Harvey recalled his commitment to protecting the health and safety of Oxford’s students, staff and families which includes adequately preparing teachers to return and training them on new safety protocols and digital teaching techniques as “both are essential to providing a safe, healthy learning environment for our students.”

“The reality is some teachers are reluctantly returning to classrooms, and many of our parents are reluctantly sending their children as positivity rates for COVID-19 continue to climb in our state and in our community,” Harvey said.

Oxford’s decision came as Mississippi reported 1,245 new positive cases of COVID-19 on Wednesday with 51 new deaths, the highest number of both cases and deaths seen so far this week.
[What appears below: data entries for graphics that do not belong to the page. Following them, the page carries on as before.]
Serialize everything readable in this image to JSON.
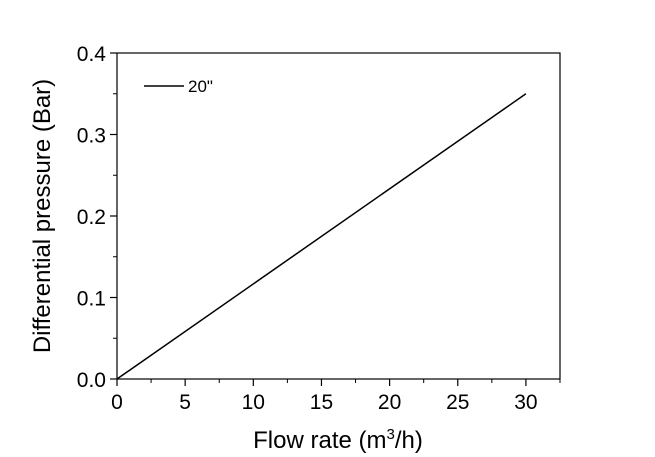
{
  "chart_data": {
    "type": "line",
    "xlabel_main": "Flow rate (m",
    "xlabel_sup": "3",
    "xlabel_tail": "/h)",
    "ylabel": "Differential pressure (Bar)",
    "xlim": [
      0,
      32.5
    ],
    "ylim": [
      0,
      0.4
    ],
    "x_ticks": [
      0,
      5,
      10,
      15,
      20,
      25,
      30
    ],
    "x_tick_labels": [
      "0",
      "5",
      "10",
      "15",
      "20",
      "25",
      "30"
    ],
    "y_ticks": [
      0,
      0.1,
      0.2,
      0.3,
      0.4
    ],
    "y_tick_labels": [
      "0.0",
      "0.1",
      "0.2",
      "0.3",
      "0.4"
    ],
    "x_minor_ticks": [
      2.5,
      7.5,
      12.5,
      17.5,
      22.5,
      27.5,
      32.5
    ],
    "y_minor_ticks": [
      0.05,
      0.15,
      0.25,
      0.35
    ],
    "grid": false,
    "legend_position": "top-left",
    "series": [
      {
        "name": "20\"",
        "color": "#000000",
        "x": [
          0,
          30
        ],
        "y": [
          0,
          0.35
        ]
      }
    ]
  }
}
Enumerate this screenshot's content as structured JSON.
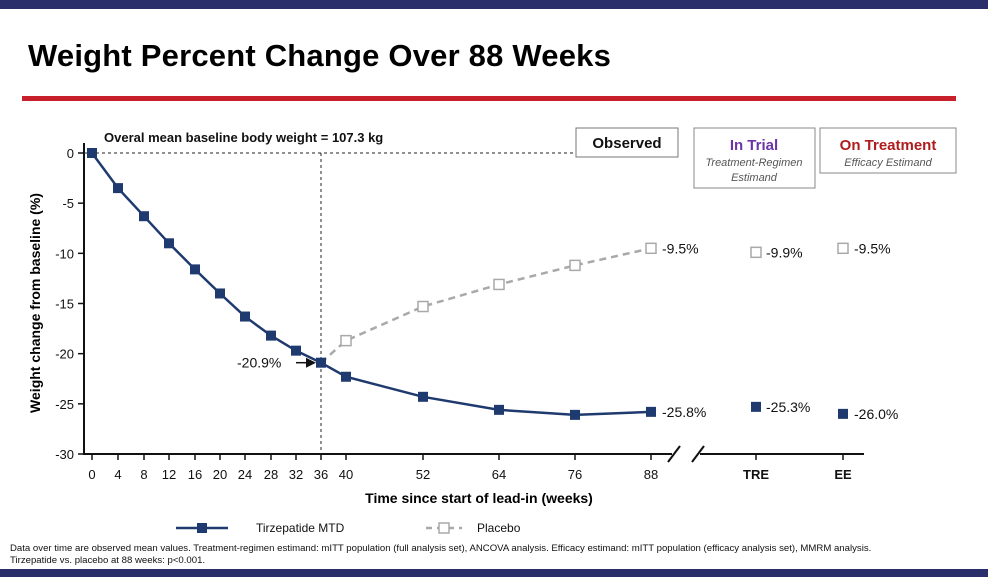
{
  "title": "Weight Percent Change Over 88 Weeks",
  "footnote": {
    "line1": "Data over time are observed mean values. Treatment-regimen estimand: mITT population (full analysis set), ANCOVA analysis. Efficacy estimand: mITT population (efficacy analysis set), MMRM analysis.",
    "line2": "Tirzepatide vs. placebo at 88 weeks: p<0.001."
  },
  "chart_data": {
    "type": "line",
    "title": "Weight Percent Change Over 88 Weeks",
    "annotation": "Overal mean baseline body weight = 107.3 kg",
    "xlabel": "Time since start of lead-in (weeks)",
    "ylabel": "Weight change from baseline (%)",
    "ylim": [
      -30,
      0
    ],
    "yticks": [
      0,
      -5,
      -10,
      -15,
      -20,
      -25,
      -30
    ],
    "xticks": [
      0,
      4,
      8,
      12,
      16,
      20,
      24,
      28,
      32,
      36,
      40,
      52,
      64,
      76,
      88
    ],
    "extra_categories": [
      "TRE",
      "EE"
    ],
    "randomization_week": 36,
    "randomization_label": "-20.9%",
    "series": [
      {
        "name": "Tirzepatide MTD",
        "color": "#1f3a6e",
        "x": [
          0,
          4,
          8,
          12,
          16,
          20,
          24,
          28,
          32,
          36,
          40,
          52,
          64,
          76,
          88
        ],
        "values": [
          0,
          -3.5,
          -6.3,
          -9.0,
          -11.6,
          -14.0,
          -16.3,
          -18.2,
          -19.7,
          -20.9,
          -22.3,
          -24.3,
          -25.6,
          -26.1,
          -25.8
        ],
        "end_label": "-25.8%",
        "TRE": -25.3,
        "TRE_label": "-25.3%",
        "EE": -26.0,
        "EE_label": "-26.0%"
      },
      {
        "name": "Placebo",
        "color": "#a9a9a9",
        "x": [
          36,
          40,
          52,
          64,
          76,
          88
        ],
        "values": [
          -20.9,
          -18.7,
          -15.3,
          -13.1,
          -11.2,
          -9.5
        ],
        "end_label": "-9.5%",
        "TRE": -9.9,
        "TRE_label": "-9.9%",
        "EE": -9.5,
        "EE_label": "-9.5%"
      }
    ],
    "boxes": {
      "observed": "Observed",
      "in_trial": "In Trial",
      "in_trial_sub": "Treatment-Regimen Estimand",
      "on_treatment": "On Treatment",
      "on_treatment_sub": "Efficacy Estimand"
    },
    "colors": {
      "in_trial": "#6b35a8",
      "on_treatment": "#b01c1c"
    }
  }
}
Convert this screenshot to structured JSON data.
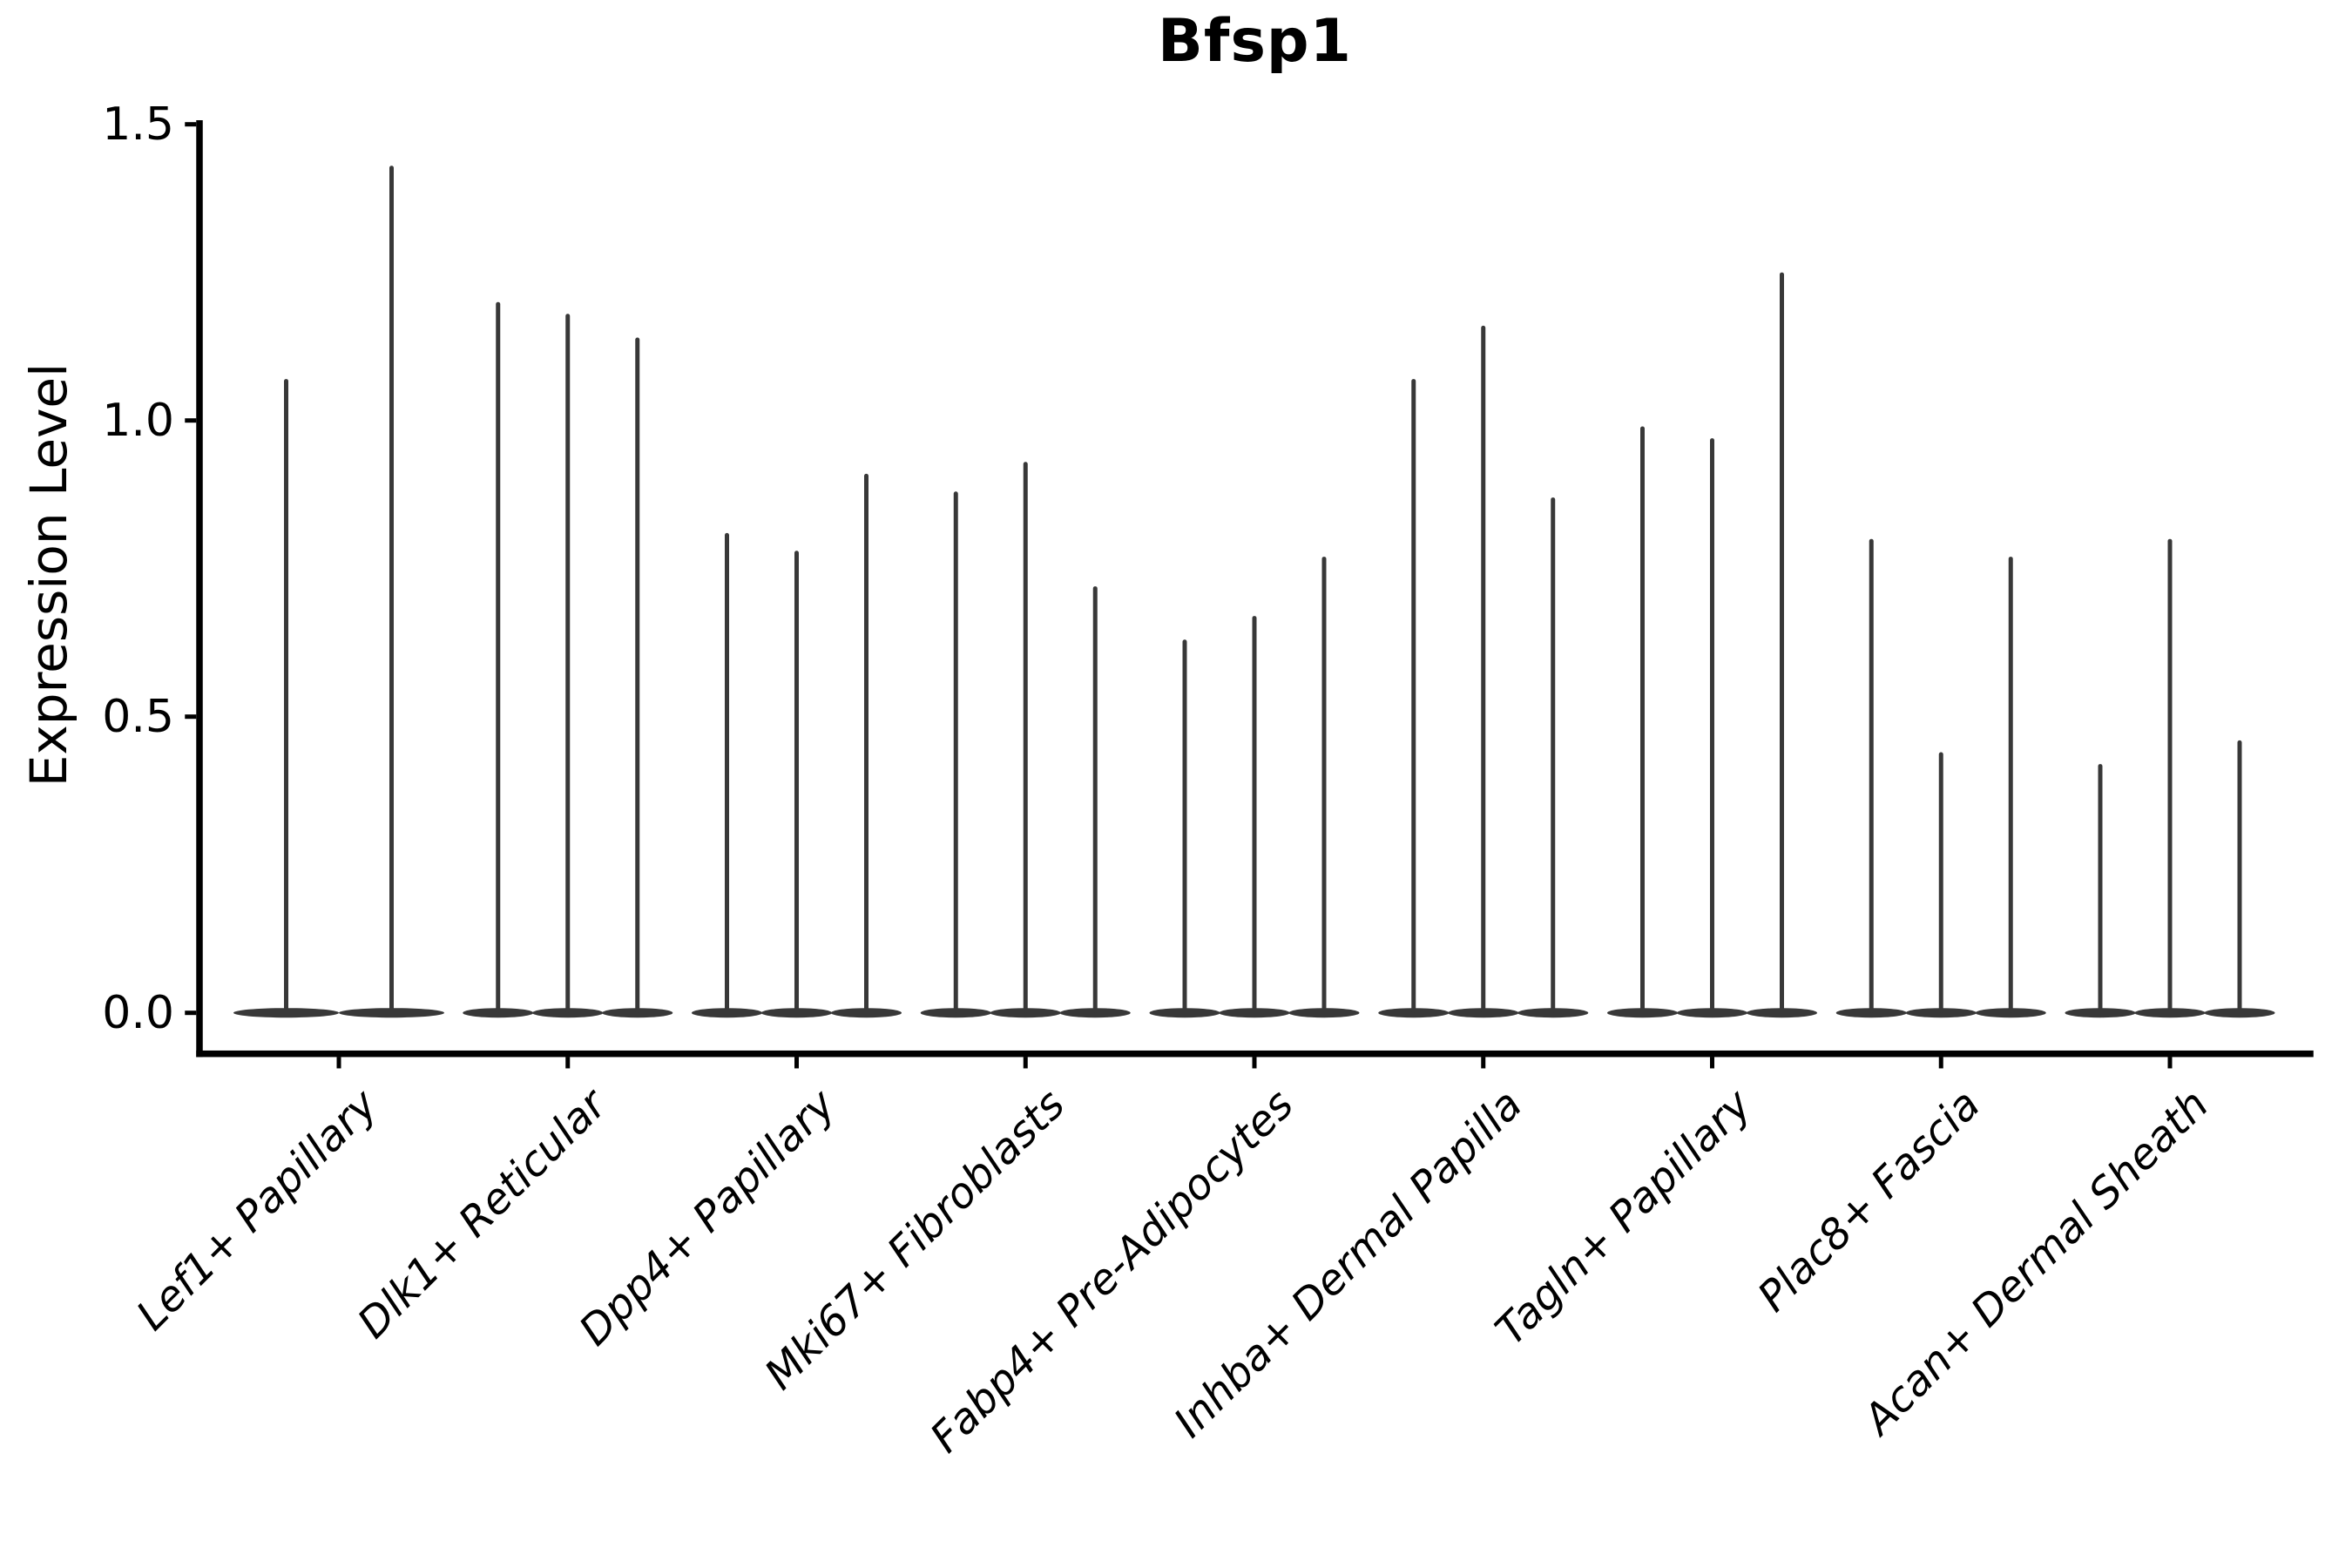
{
  "figure": {
    "title": "Bfsp1"
  },
  "y_axis": {
    "label": "Expression Level",
    "tick_labels": [
      "0.0",
      "0.5",
      "1.0",
      "1.5"
    ],
    "tick_values": [
      0,
      0.5,
      1.0,
      1.5
    ],
    "range": [
      0,
      1.5
    ]
  },
  "x_axis": {
    "tick_labels": [
      "Lef1+ Papillary",
      "Dlk1+ Reticular",
      "Dpp4+ Papillary",
      "Mki67+ Fibroblasts",
      "Fabp4+ Pre-Adipocytes",
      "Inhba+ Dermal Papilla",
      "Tagln+ Papillary",
      "Plac8+ Fascia",
      "Acan+ Dermal Sheath"
    ]
  },
  "chart_data": {
    "type": "violin",
    "title": "Bfsp1",
    "xlabel": "",
    "ylabel": "Expression Level",
    "ylim": [
      0,
      1.5
    ],
    "yticks": [
      0,
      0.5,
      1.0,
      1.5
    ],
    "grid": false,
    "legend": false,
    "note": "Expression is concentrated at 0: each violin renders as a wide flat lens at y=0 with a thin vertical spike up to the group maximum. Categories contain 2-3 violins whose bases merge.",
    "categories": [
      {
        "label": "Lef1+ Papillary",
        "violin_max": [
          1.07,
          1.43
        ]
      },
      {
        "label": "Dlk1+ Reticular",
        "violin_max": [
          1.2,
          1.18,
          1.14
        ]
      },
      {
        "label": "Dpp4+ Papillary",
        "violin_max": [
          0.81,
          0.78,
          0.91
        ]
      },
      {
        "label": "Mki67+ Fibroblasts",
        "violin_max": [
          0.88,
          0.93,
          0.72
        ]
      },
      {
        "label": "Fabp4+ Pre-Adipocytes",
        "violin_max": [
          0.63,
          0.67,
          0.77
        ]
      },
      {
        "label": "Inhba+ Dermal Papilla",
        "violin_max": [
          1.07,
          1.16,
          0.87
        ]
      },
      {
        "label": "Tagln+ Papillary",
        "violin_max": [
          0.99,
          0.97,
          1.25
        ]
      },
      {
        "label": "Plac8+ Fascia",
        "violin_max": [
          0.8,
          0.44,
          0.77
        ]
      },
      {
        "label": "Acan+ Dermal Sheath",
        "violin_max": [
          0.42,
          0.8,
          0.46
        ]
      }
    ],
    "colors": {
      "violin": "#383838",
      "axis": "#000000",
      "text": "#000000"
    }
  }
}
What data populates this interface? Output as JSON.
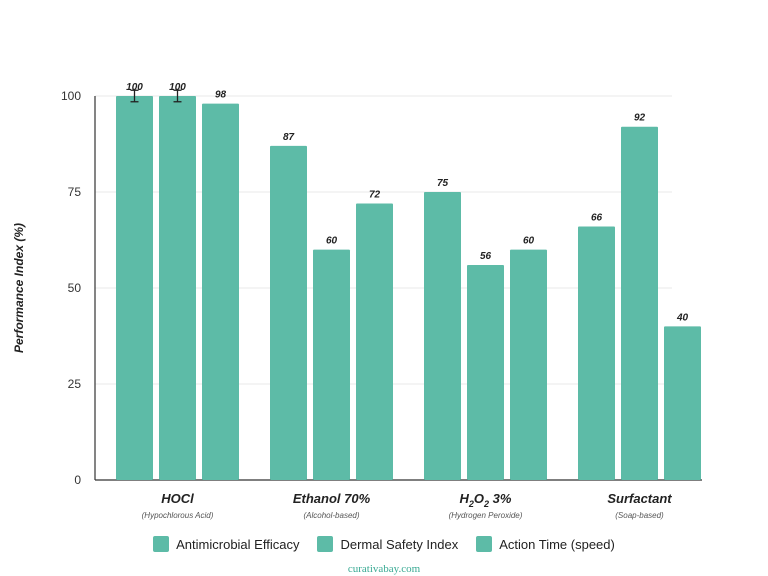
{
  "colors": {
    "bar": "#5dbba7",
    "bar_edge": "#52ab98",
    "axis": "#333333",
    "grid": "#e8e8e8",
    "label": "#222222",
    "footer": "#3aaa94"
  },
  "chart_data": {
    "type": "bar",
    "ylabel": "Performance Index (%)",
    "ylim": [
      0,
      100
    ],
    "yticks": [
      0,
      25,
      50,
      75,
      100
    ],
    "grid": true,
    "legend_position": "bottom",
    "categories": [
      {
        "label": "HOCl",
        "sublabel": "(Hypochlorous Acid)"
      },
      {
        "label": "Ethanol 70%",
        "sublabel": "(Alcohol-based)"
      },
      {
        "label_parts": [
          "H",
          "2",
          "O",
          "2",
          " 3%"
        ],
        "label": "H2O2 3%",
        "sublabel": "(Hydrogen Peroxide)"
      },
      {
        "label": "Surfactant",
        "sublabel": "(Soap-based)"
      }
    ],
    "series": [
      {
        "name": "Antimicrobial Efficacy",
        "values": [
          100,
          87,
          75,
          66
        ],
        "error": [
          1.5,
          null,
          null,
          null
        ]
      },
      {
        "name": "Dermal Safety Index",
        "values": [
          100,
          60,
          56,
          92
        ],
        "error": [
          1.5,
          null,
          null,
          null
        ]
      },
      {
        "name": "Action Time (speed)",
        "values": [
          98,
          72,
          60,
          40
        ],
        "error": [
          null,
          null,
          null,
          null
        ]
      }
    ]
  },
  "footer": {
    "text": "curativabay.com"
  }
}
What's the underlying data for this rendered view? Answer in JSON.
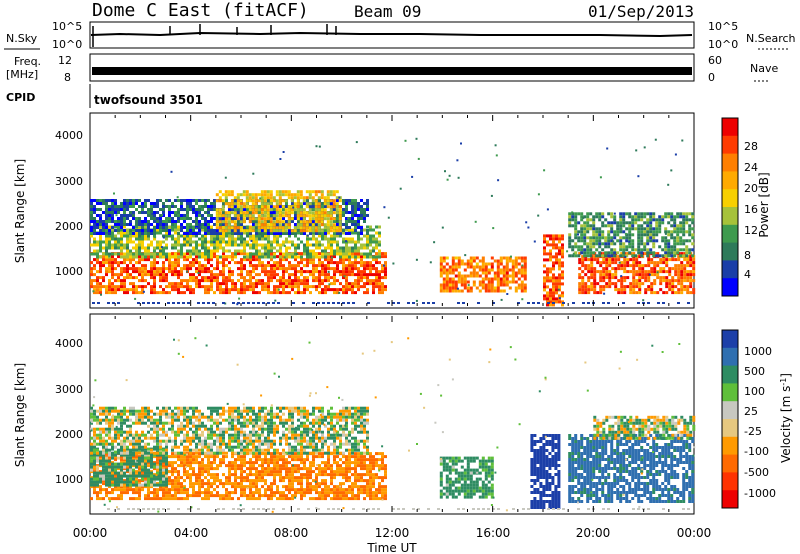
{
  "header": {
    "station": "Dome C East (fitACF)",
    "beam": "Beam 09",
    "date": "01/Sep/2013"
  },
  "status_panels": {
    "nsky_label": "N.Sky",
    "nsky_ticks": [
      "10^5",
      "10^0"
    ],
    "nsearch_label": "N.Search",
    "nsearch_ticks": [
      "10^5",
      "10^0"
    ],
    "freq_label": "Freq.",
    "freq_unit": "[MHz]",
    "freq_ticks": [
      "12",
      "8"
    ],
    "nave_label": "Nave",
    "nave_ticks": [
      "60",
      "0"
    ],
    "cpid_label": "CPID",
    "cpid_value": "twofsound 3501"
  },
  "power_colorbar": {
    "title": "Power [dB]",
    "ticks": [
      "28",
      "24",
      "20",
      "16",
      "12",
      "8",
      "4"
    ],
    "colors": [
      "#ee0000",
      "#ff3b00",
      "#ff7f00",
      "#ffaa00",
      "#f7d000",
      "#a6c23a",
      "#3e9a4e",
      "#2e7a5a",
      "#1a3ea8",
      "#0000ff"
    ]
  },
  "velocity_colorbar": {
    "title": "Velocity [m s^-1]",
    "ticks": [
      "1000",
      "500",
      "100",
      "25",
      "-25",
      "-100",
      "-500",
      "-1000"
    ],
    "colors": [
      "#1c3fa8",
      "#2f6fb0",
      "#2e8c62",
      "#5fbf3a",
      "#c8c8c0",
      "#e6c880",
      "#ff9a00",
      "#ff6a00",
      "#ff3300",
      "#ee0000"
    ]
  },
  "axes": {
    "ylabel": "Slant Range [km]",
    "xlabel": "Time UT",
    "yticks": [
      "4000",
      "3000",
      "2000",
      "1000"
    ],
    "xticks": [
      "00:00",
      "04:00",
      "08:00",
      "12:00",
      "16:00",
      "20:00",
      "00:00"
    ]
  },
  "chart_data": [
    {
      "type": "heatmap",
      "name": "power",
      "ylabel": "Slant Range [km]",
      "x_range_hours": [
        0,
        24
      ],
      "y_range_km": [
        180,
        4500
      ],
      "blobs": [
        {
          "t0": 0.0,
          "t1": 11.7,
          "r0": 500,
          "r1": 1400,
          "value": 26
        },
        {
          "t0": 0.0,
          "t1": 11.5,
          "r0": 1300,
          "r1": 2000,
          "value": 14
        },
        {
          "t0": 0.0,
          "t1": 11.0,
          "r0": 1800,
          "r1": 2600,
          "value": 6
        },
        {
          "t0": 5.0,
          "t1": 10.0,
          "r0": 1900,
          "r1": 2800,
          "value": 18
        },
        {
          "t0": 13.9,
          "t1": 17.3,
          "r0": 500,
          "r1": 1300,
          "value": 24
        },
        {
          "t0": 18.0,
          "t1": 18.8,
          "r0": 200,
          "r1": 1800,
          "value": 26
        },
        {
          "t0": 19.4,
          "t1": 24.0,
          "r0": 500,
          "r1": 1400,
          "value": 26
        },
        {
          "t0": 19.0,
          "t1": 24.0,
          "r0": 1300,
          "r1": 2300,
          "value": 10
        }
      ]
    },
    {
      "type": "heatmap",
      "name": "velocity",
      "ylabel": "Slant Range [km]",
      "x_range_hours": [
        0,
        24
      ],
      "y_range_km": [
        180,
        4500
      ],
      "blobs": [
        {
          "t0": 0.0,
          "t1": 11.7,
          "r0": 450,
          "r1": 1500,
          "value": -300
        },
        {
          "t0": 0.0,
          "t1": 3.0,
          "r0": 800,
          "r1": 1600,
          "value": 120
        },
        {
          "t0": 0.0,
          "t1": 11.0,
          "r0": 1500,
          "r1": 2500,
          "value": 5
        },
        {
          "t0": 13.9,
          "t1": 16.0,
          "r0": 500,
          "r1": 1400,
          "value": 150
        },
        {
          "t0": 17.5,
          "t1": 18.6,
          "r0": 300,
          "r1": 1900,
          "value": 900
        },
        {
          "t0": 19.0,
          "t1": 24.0,
          "r0": 400,
          "r1": 1900,
          "value": 400
        },
        {
          "t0": 20.0,
          "t1": 24.0,
          "r0": 1800,
          "r1": 2300,
          "value": 10
        }
      ]
    }
  ]
}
The number of patients in an ICU reached an all-time high of 329 on Tuesday, and the number of patients hospitalized with confirmed and suspected COVID-19 cases remain high, at 970 and 209 respectively.

There were 192 patients on ventilators as of Tuesday, which is even with the previous peak.

Corinth School District, the first in the state to reopen on July 27, has already confirmed positive COVID-19 cases at each of its three campuses in the first week and a half of classes.

As of Wednesday, one employee has tested positive for COVID-19 at the Corinth Elementary School. One student has tested positive at the middle school, resulting in 27 other students who were in close contact being quarantined.

Five high school students have tested positive, resulting in 89 students and two teachers being quarantined as a result of having been in close contact with the infected individuals. One other high school student, who has not attended in-person classes, also tested positive.

Reeves said during a press conference on Wednesday that while it is unfortunate that any child has tested positive for the virus, Corinth is responding in the right way by identifying cases and quarantining close contacts.

“While we do have a large number of kids that are in quarantine in Corinth, we also have a whole bunch of kids that are in classrooms that are learning,” Reeves said. “That seems to be completely lost on some. There are a whole bunch of kids in Corinth that are in classrooms today that are learning.”